(Refiles with correct Chesapeake Energy company code in first paragraph; CHK.N, not CNK.N)
By Brian Grow and Joshua Schneyer
ATLANTA, June 5 (Reuters) - Michigan’s attorney general filed felony racketeering and fraud claims against Chesapeake Energy Corp. on Thursday, alleging the company canceled hundreds of private land leases under false pretenses following a short-lived oil and gas boom in the state in 2010.
The charges, filed in Michigan state court in Cheboygan, allege Chesapeake, through its leasing agents, victimized private landowners in northern Michigan by falsely claiming mortgages on their properties were a legitimate basis for the lease cancellations. Landowners were previously told the mortgages were not a problem, the state alleged.
“I will defend and protect the taxpayers of Michigan in the face of fraudulent business practices,” Michigan Attorney General Bill Shuette said in a press release. “Scamming hardworking Michigan citizens is not how we do business in this state.”
A Chesapeake spokesman did not immediately respond to a request for comment.

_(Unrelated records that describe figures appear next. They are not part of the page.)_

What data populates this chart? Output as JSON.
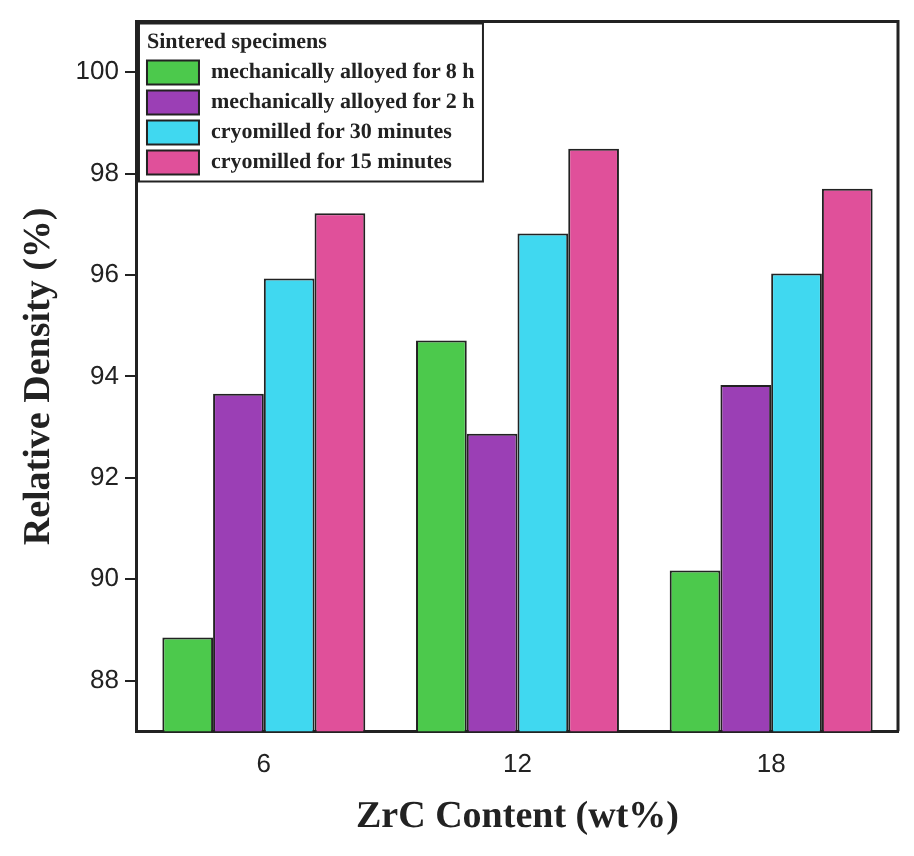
{
  "chart_data": {
    "type": "bar",
    "xlabel": "ZrC Content (wt%)",
    "ylabel": "Relative Density (%)",
    "legend_title": "Sintered specimens",
    "categories": [
      "6",
      "12",
      "18"
    ],
    "series": [
      {
        "name": "mechanically alloyed for 8 h",
        "color": "#4cc94c",
        "values": [
          88.85,
          94.71,
          90.17
        ]
      },
      {
        "name": "mechanically alloyed for 2 h",
        "color": "#9b3fb5",
        "values": [
          93.66,
          92.87,
          93.83
        ]
      },
      {
        "name": "cryomilled for 30 minutes",
        "color": "#40d8f0",
        "values": [
          95.93,
          96.82,
          96.03
        ]
      },
      {
        "name": "cryomilled for 15 minutes",
        "color": "#e0509a",
        "values": [
          97.22,
          98.49,
          97.7
        ]
      }
    ],
    "ylim": [
      87,
      101
    ],
    "yticks": [
      88,
      90,
      92,
      94,
      96,
      98,
      100
    ],
    "grid": false,
    "legend": "top left"
  }
}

A felony complaint filed by the Attorney General charges Chesapeake with one count of “conducting a criminal enterprise,” punishable by up to a $100,000 fine, and eight counts of “false pretenses,” punishable by a $10,000 fine each or three times the value of money or property involved, whichever is greater.

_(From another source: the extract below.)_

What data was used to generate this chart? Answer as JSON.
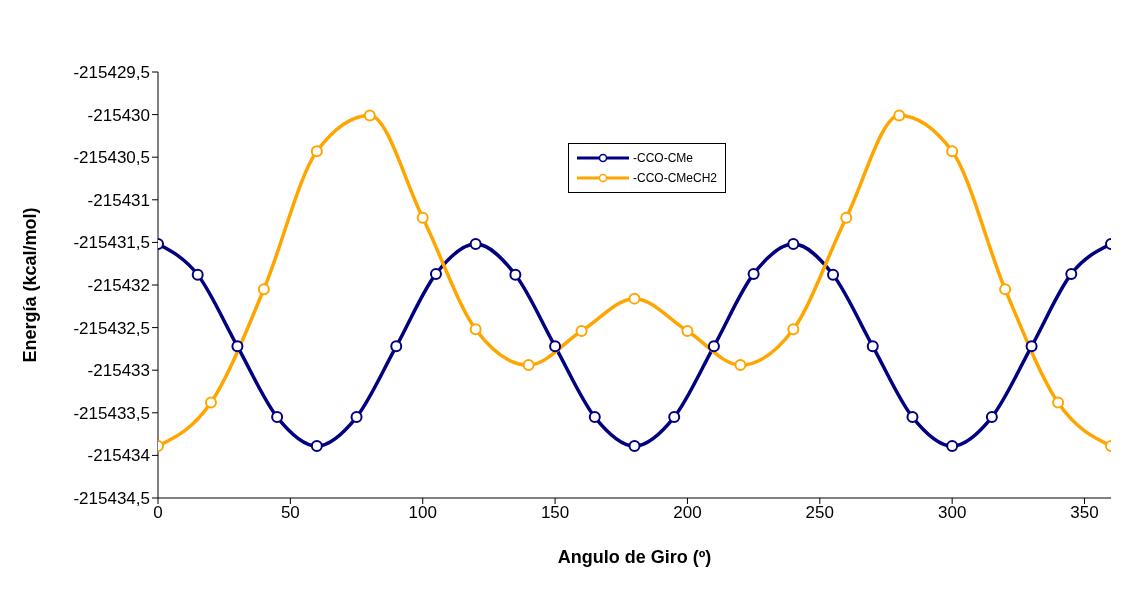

Schuette alleged that, as a result of leasing the oil and gas rights on Michigan landowners’ properties then cancelling the deals, “Chesapeake therefore obtained uncompensated land options from these landowners by false pretenses, and prevented competitors from leasing the land.”
Chesapeake allegedly signed lease with as many as 800 Michigan landowners, but only honored 30 leases, the state alleged.